Она взрывается, как порох:

— Врешь! Не смеешь! Мерзавец! Найду управу на тебя! В церкви венчаны, не вокруг ракитового куста. А коли так, то и жить должны вместе. Не удерешь!

Он, сдерживая гнев, говорит:

— Прежде всего, Марья, не кричи, не выводи меня из терпения.

— Опять бить будешь? — взвизгивает она. — Ну, бей! Смотрите, смотрите: земский врач дубасит свою жену!.. Еще твои синяки не позабыла!

Он морщится.

— Ты сама меня доводишь до этого позора. Зачем я тебе? Давай развод. Пойми же, что мы с тобой не пара. И твой ребенок мне чужд, потому что ты для меня чужая.
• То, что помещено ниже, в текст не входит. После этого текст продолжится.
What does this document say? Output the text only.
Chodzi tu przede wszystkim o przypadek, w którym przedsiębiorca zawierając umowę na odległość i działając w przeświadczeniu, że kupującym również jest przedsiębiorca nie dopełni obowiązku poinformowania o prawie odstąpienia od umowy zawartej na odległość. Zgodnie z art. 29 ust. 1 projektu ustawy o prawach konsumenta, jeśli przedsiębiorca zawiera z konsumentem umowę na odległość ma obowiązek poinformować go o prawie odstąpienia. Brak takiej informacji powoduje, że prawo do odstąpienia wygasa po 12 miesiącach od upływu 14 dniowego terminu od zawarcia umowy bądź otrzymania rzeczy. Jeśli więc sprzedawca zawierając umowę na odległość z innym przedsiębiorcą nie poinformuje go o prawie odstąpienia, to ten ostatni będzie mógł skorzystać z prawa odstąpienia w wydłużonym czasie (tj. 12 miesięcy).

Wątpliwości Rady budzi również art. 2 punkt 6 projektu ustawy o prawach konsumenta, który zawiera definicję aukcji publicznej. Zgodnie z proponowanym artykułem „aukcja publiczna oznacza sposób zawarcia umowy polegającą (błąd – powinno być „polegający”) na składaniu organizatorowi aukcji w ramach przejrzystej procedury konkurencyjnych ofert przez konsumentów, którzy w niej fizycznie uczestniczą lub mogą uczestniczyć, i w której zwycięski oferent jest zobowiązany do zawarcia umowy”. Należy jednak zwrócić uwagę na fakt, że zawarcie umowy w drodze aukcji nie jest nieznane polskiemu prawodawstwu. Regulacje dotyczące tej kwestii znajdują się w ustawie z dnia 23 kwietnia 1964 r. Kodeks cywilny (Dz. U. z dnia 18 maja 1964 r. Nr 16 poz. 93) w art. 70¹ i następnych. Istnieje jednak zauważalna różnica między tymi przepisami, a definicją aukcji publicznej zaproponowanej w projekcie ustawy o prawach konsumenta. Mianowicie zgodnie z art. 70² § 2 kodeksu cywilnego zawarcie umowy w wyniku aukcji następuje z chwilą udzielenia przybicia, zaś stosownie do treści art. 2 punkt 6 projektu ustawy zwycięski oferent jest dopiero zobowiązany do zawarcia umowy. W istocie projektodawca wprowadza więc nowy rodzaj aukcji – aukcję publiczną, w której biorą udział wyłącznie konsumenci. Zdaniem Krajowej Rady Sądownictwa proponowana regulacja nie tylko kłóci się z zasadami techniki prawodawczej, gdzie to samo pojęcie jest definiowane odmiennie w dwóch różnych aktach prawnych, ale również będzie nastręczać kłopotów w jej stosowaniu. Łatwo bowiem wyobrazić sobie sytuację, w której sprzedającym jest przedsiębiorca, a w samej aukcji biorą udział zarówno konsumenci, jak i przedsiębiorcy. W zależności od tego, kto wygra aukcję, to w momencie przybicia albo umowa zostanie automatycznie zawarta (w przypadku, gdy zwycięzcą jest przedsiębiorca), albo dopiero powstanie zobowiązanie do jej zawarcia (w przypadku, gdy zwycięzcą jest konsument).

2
Она истерически рыдает, комкая носовой платок.

— Ты меня поймала, как желторотого птенца. Убирайся обратно! — вдруг разъяривается он. — Чтобы духу твоего не было здесь!

— Не уйду! — взвизгивает она. — И жить будешь со мной, и кормить будешь и ухаживать за мной.

Он схватывает со стола шляпу, торопливо нахлобучивает, уходит из квартиры.

— Куда? — кричит супруга в окно, когда он открывает калитку.

— Когда успокоишься, вернусь! — сдержанно отвечает Марк Павлович, направляясь к погосту.

Около склепа он садится на скамью, обмахиваясь шляпой. Из церкви выходит отец Аввакум.

— Земскому врачу бью челом! — весело говорит он, пожимая руку Марка Павловича, и сдувает со скамьи сор, чтобы сесть.

— Люблю это местечко: тень, а в тени крестики… Вон, там, — указывает он на могилу, — покойница моя попадья похоронена. Всю землю проплакал поп, проплакал!.. Трудно одному на белом свете жить.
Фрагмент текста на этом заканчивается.